- 231 Okunma
- 3 Yorum
- 2 Beğeni
SON MEKTUP
Gizlendiğim evin penceresinden, aşağıda kalan otobanı görebiliyorum.Gördüğüm arabalarda ne hayatların hikayesi var merak ettiğim oluyordu bazen.Hangi arabadaki kişi ya da kişiler benim gibi telafisi mümkün olmayan pişmanlık yangınıyla dolaşıyor acaba.Penceremdeki tülün arkasından her baktığımda bunları düşünüyorum.
Ben Talat,otobanın kenarında bir tepeye yapılmış iki evden daha gösterişsiz olanında kalıyorum.Bu evin arka tarafı yani benim kaldığım odanın olduğu taraf otobana,evin ön tarafı ise düzlük İç Anadolu bozkırına bakıyor.Buraya geleli on üç gece olduğunu anımsıyorum. Çünkü geçen zaman bana ait değil sanki.Ben nefes alan ve zamanda bir anda takılı kalmış bir mahkumum. Ceza evine girmeden içimde esen sıcak rüzgar damarlarımla tüm vücuduma dağılırken ben kendimi hapis etmişim.Üstelik müebbet.Benim için geçen zamanın bir önemi yok çünkü bu hapislik sonsuzluğa giden bir yol benim için.Zaman geçmiş geçmemiş ne fark eder.
Kurbanımın günahkarın birisi olduğuna inanarak son nefesindeki yalvaran, masum bakışı,şimdi hafızamdan silinmezken,o beynine doğrulttuğum tetiği çekerken de vazgeçmekten korkmuştum. Çünkü onu öldürmeseydim o beni öldürürdü. Bu kurşunun benim son şansım olduğunu bana Süha söylemişti.Süha beni buraya getiren,saklayıp kollayan kişi.Onunla da mahalle kahvehanesinde tanışmıştım.
Altı ay oluyor yine iş bulamamış eve dönüyordum. Kahvenin önünden geçerken bizim Hamza “gelsene Talat bir çay içelim” dedi.Ben ısmarlarım demeyi de unutmadı.İş bulamamam mahallede yarı alay yarı şaka konusu olmuştu.Mahallenin okuyan üç kişisinden biriydim. Birisi doktor oldu.Ali şimdi bir devlet hastanesinde üç kez darp edildiği halde ideali uğruna çalışan çok iyi bir doktor.Mahalleli okudu da dayak yiyor deyip zavallı olduğunu utanmadan konuşuyor. Oysa ki insan ve vatan sevgisiyle çalışan iyi yürekli bir savaşçı o,benim gözümde.Bunu mahalleliye anlatamasam da iki dostumdan biri o benim.

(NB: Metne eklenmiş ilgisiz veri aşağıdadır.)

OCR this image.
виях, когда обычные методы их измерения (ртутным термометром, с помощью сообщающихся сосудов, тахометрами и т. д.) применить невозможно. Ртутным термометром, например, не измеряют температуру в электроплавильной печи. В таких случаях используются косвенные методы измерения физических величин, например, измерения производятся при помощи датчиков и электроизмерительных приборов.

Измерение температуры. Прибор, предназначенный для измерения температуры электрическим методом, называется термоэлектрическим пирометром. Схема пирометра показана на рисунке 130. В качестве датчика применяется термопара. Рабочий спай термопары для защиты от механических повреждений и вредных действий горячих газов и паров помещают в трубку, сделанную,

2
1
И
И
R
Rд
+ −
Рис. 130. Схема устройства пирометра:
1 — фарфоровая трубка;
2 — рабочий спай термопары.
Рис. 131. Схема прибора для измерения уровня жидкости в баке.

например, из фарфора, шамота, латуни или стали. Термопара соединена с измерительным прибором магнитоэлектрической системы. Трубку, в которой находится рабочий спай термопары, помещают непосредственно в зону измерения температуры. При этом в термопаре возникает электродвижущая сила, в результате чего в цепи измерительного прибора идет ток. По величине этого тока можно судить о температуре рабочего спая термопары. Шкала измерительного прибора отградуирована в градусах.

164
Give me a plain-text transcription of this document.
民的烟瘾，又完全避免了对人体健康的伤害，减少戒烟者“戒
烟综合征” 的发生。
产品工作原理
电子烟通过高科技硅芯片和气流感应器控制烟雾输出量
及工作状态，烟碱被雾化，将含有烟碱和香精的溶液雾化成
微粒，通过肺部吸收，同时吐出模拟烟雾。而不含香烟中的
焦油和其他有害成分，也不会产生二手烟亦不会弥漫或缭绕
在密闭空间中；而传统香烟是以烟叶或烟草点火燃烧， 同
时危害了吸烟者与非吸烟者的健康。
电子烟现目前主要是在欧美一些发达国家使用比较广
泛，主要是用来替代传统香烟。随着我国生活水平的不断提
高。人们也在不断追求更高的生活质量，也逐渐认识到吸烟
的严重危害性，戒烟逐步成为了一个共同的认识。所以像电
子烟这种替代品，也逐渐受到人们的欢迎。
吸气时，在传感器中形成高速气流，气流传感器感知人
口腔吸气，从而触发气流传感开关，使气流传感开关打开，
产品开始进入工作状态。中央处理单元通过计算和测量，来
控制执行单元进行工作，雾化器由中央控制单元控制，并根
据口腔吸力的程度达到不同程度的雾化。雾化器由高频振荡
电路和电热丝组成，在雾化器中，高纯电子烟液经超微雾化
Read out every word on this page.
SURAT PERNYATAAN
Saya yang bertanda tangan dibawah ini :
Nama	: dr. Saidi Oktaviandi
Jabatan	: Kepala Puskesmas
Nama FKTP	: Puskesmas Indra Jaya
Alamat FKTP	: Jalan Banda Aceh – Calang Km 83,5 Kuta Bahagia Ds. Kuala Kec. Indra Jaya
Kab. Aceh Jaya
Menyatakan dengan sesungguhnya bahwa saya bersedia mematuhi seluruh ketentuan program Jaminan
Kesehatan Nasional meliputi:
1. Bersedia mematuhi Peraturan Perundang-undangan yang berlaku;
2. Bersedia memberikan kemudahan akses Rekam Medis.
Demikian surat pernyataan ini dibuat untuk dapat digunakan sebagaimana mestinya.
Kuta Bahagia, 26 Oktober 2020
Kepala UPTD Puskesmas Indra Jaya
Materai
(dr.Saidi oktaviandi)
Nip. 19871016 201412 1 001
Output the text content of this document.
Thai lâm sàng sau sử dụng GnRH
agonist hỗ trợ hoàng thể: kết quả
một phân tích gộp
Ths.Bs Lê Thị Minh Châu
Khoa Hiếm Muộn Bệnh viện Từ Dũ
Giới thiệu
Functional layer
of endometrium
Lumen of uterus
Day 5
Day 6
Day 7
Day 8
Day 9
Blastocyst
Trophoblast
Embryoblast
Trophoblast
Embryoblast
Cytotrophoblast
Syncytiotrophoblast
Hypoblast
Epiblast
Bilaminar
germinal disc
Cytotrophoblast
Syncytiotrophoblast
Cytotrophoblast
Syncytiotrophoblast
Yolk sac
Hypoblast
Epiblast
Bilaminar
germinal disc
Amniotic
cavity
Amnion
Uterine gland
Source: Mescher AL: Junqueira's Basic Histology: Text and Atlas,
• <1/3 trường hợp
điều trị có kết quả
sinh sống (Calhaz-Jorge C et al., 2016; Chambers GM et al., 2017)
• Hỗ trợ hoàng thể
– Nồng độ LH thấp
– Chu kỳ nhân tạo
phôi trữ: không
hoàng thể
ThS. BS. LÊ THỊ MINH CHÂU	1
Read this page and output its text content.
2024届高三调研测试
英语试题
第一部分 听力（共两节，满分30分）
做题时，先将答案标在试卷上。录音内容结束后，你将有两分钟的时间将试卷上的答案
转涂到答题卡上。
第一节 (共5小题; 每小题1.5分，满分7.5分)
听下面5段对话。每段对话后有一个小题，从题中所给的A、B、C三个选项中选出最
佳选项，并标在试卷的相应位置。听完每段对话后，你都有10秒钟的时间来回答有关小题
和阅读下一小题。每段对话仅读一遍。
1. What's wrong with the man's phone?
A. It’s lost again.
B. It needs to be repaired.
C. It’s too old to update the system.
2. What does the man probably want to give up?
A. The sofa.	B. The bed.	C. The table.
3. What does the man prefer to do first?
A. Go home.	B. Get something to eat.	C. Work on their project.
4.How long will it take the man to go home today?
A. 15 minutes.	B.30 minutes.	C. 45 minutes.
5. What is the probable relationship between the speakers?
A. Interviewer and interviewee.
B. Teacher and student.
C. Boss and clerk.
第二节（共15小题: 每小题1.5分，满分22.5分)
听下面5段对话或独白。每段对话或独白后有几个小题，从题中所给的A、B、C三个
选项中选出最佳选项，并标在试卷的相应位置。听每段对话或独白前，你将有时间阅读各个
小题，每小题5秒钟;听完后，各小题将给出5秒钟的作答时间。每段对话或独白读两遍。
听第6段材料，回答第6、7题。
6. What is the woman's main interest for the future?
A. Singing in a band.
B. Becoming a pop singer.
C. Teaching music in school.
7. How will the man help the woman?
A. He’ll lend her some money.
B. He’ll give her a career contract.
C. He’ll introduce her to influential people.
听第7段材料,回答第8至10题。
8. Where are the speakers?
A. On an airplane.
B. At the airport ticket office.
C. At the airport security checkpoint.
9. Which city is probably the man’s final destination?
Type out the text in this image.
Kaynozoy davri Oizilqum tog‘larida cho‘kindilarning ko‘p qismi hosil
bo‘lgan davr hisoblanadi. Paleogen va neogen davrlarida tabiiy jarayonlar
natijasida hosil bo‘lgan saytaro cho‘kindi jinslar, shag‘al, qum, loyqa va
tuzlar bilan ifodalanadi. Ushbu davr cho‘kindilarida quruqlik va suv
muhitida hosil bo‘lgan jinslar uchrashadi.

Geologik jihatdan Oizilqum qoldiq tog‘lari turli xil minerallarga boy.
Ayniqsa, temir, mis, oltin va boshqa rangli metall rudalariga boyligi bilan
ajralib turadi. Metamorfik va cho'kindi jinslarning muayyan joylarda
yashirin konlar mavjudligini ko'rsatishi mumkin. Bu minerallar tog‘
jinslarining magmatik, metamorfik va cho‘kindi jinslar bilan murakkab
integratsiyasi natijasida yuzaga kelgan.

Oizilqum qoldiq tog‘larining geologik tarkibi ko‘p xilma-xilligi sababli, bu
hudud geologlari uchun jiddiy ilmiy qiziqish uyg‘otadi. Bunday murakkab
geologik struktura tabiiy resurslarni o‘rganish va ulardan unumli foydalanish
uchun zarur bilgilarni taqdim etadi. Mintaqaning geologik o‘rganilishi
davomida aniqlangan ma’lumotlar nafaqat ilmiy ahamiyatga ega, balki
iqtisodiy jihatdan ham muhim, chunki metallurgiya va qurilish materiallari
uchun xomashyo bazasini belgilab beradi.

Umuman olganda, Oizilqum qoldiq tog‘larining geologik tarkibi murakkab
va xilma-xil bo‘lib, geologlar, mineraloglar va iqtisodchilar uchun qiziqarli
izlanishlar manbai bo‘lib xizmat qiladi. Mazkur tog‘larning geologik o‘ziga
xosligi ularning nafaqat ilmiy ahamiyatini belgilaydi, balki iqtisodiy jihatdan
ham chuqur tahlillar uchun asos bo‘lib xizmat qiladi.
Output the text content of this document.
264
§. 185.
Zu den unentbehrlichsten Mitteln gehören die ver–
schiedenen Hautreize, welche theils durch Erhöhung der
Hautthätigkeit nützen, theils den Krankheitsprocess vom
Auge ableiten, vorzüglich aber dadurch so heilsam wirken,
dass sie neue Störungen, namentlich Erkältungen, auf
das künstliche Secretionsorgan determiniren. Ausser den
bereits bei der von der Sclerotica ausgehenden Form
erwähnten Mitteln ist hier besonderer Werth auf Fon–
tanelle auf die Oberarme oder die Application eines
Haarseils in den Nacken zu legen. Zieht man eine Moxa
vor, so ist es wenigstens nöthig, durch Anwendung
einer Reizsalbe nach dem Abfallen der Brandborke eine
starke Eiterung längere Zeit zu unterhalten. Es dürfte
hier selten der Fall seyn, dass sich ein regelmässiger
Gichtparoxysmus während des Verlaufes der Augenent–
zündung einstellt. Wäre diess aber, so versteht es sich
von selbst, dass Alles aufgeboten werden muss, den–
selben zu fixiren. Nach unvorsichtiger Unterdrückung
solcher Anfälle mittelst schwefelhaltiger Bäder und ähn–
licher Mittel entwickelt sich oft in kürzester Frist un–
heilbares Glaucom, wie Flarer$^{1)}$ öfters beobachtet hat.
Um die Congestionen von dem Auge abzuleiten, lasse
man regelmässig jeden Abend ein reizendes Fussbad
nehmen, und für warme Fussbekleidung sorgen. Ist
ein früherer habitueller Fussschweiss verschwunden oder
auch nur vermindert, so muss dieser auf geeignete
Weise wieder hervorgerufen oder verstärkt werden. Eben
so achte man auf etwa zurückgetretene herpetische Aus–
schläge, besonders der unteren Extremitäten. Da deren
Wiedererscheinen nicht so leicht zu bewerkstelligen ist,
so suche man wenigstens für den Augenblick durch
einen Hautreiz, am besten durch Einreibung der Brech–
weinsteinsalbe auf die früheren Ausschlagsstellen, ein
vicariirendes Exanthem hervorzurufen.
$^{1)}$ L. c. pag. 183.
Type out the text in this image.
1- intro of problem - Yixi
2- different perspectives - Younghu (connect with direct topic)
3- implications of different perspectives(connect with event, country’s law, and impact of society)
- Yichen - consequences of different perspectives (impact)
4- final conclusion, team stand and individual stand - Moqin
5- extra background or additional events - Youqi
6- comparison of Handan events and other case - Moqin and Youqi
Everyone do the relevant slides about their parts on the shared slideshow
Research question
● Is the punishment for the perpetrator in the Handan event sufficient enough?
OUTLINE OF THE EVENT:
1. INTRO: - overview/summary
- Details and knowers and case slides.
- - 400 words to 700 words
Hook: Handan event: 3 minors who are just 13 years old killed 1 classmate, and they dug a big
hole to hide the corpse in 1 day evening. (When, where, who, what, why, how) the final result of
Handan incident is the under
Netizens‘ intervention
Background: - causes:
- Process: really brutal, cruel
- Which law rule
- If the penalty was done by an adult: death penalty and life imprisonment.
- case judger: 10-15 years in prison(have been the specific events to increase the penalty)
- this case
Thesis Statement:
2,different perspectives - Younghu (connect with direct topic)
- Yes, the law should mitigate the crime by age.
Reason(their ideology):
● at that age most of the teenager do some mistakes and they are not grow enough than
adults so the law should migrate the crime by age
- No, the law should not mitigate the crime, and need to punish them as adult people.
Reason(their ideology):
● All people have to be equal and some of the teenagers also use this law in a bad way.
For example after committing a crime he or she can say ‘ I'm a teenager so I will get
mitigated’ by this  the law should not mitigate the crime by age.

Diğer dostum mahallelinin acıyarak baktığı okuyan ve okulda velilerce ve de öğrencilerce hor görülen öğretmen Taha. Mahalleye yakın bir okulda öğretmen olan Taha içinde eski arkadaşlarımızın da velisi olduğu çocukları okutuyor. Ama küçüklüğünde zayıf ve güçsüz olduğunu,dayak yediğini çocuklarının yanında konuşan,dalga geçen eski mahalle arkadaşlarımız çocuklarının da öğretmenlerinin saygınlığını yok saydığını biliyorlar mı acaba?Biz üç okuma meraklısı,okumayı sadece para kazanmak için değil dünyadaki var olanlarla ve var olmuş geçmişimiz hakkında bilgimiz olsun,kendimizi donanımlı yapalım,söyleneni araştırıp akıl süzgecinden geçirebilme yetisine kavuşalım,dünyayı ve insanları anlayalım ve de onlara bir katkımız olsun diye okuduğumuzu anlatamadık kimseye.Mahalleliye göre boş işlerdi bunlar. Bak biz paranın alasını kazanıyoruz diyerek en çok benimle dalga geçerlerdi. Ben de Uluslararası İlişkiler mezunuyum.Kahvenin önünden her geçtiğimde “eee devletler ne durumda “diyerek sesi çıkmayan bana gülmeyi de ihmal etmezlerdi sağ olsunlar!Ben okul bitince eniştemin akrabasının şirketinde çalıştım. Fakat çok çalışıp,az maaş almam,bunun yanında zamanla da maaşın gecikmesi faturaların birikip sıkıntı yaşamamdan dolayı hakkımı savununca kapının önüne konuldum.Kapı kapı iş aradığım ,borç batağında debelendiğim günlerdi Hamza’nın beni kahveye çağırması.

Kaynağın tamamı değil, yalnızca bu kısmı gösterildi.